Final answer:
Due to inertia, an astronaut floating away from the ISS will continue moving away. Without external forces like air resistance or significant magnetic fields to alter their motion, and with the ISS and everything inside in a state of continuous free fall, they maintain their velocity in space. The astronaut can move away from a stationary position through actions that obey the conservation of momentum.
Step-by-step explanation:
An astronaut finds himself floating away from the space station. Due to inertia, the astronaut will continue floating away in space rather than returning to the space station. In the absence of external forces, a body in motion will stay in motion with a constant velocity and a body at rest will stay at rest, according to Newton's first law of motion. There is no air in space to provide resistance, so air resistance is not a factor that would decelerate the astronaut. Moreover, unless the astronaut is near a large magnetic field, magnetic forces are insignificant in this scenario. The gravitational pull of Earth does exist at the altitude of the International Space Station (ISS), but it does not cause the ISS or objects within to fall back to Earth because they are in a state of continuous free fall around the planet, creating an apparent weightless environment.
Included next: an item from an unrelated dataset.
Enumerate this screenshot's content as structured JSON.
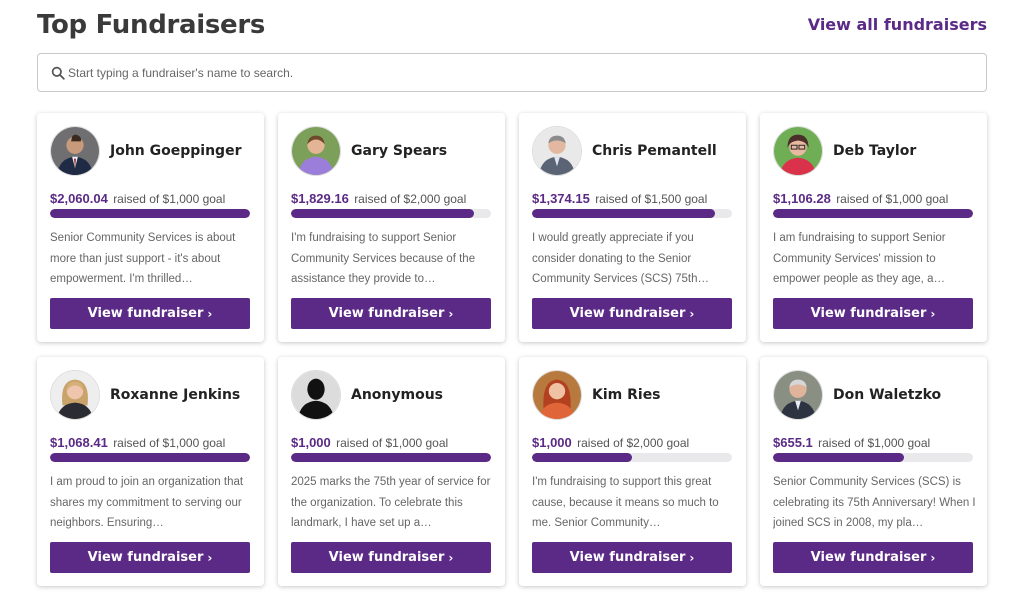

To move away from a stationary position in the center of the space station, an astronaut can change his momentum by expelling mass or by pushing against an object to utilize the conservation of momentum, which governs that the total momentum of a closed system is constant. For example, the astronaut could exhale sharply, throw an object in the opposite direction, or make a swimming motion to create the necessary reactionary force that would propel them in the desired direction.
Understanding these principles is essential for space missions and the safety of astronauts, as actions in a microgravity environment have different results compared to actions on Earth.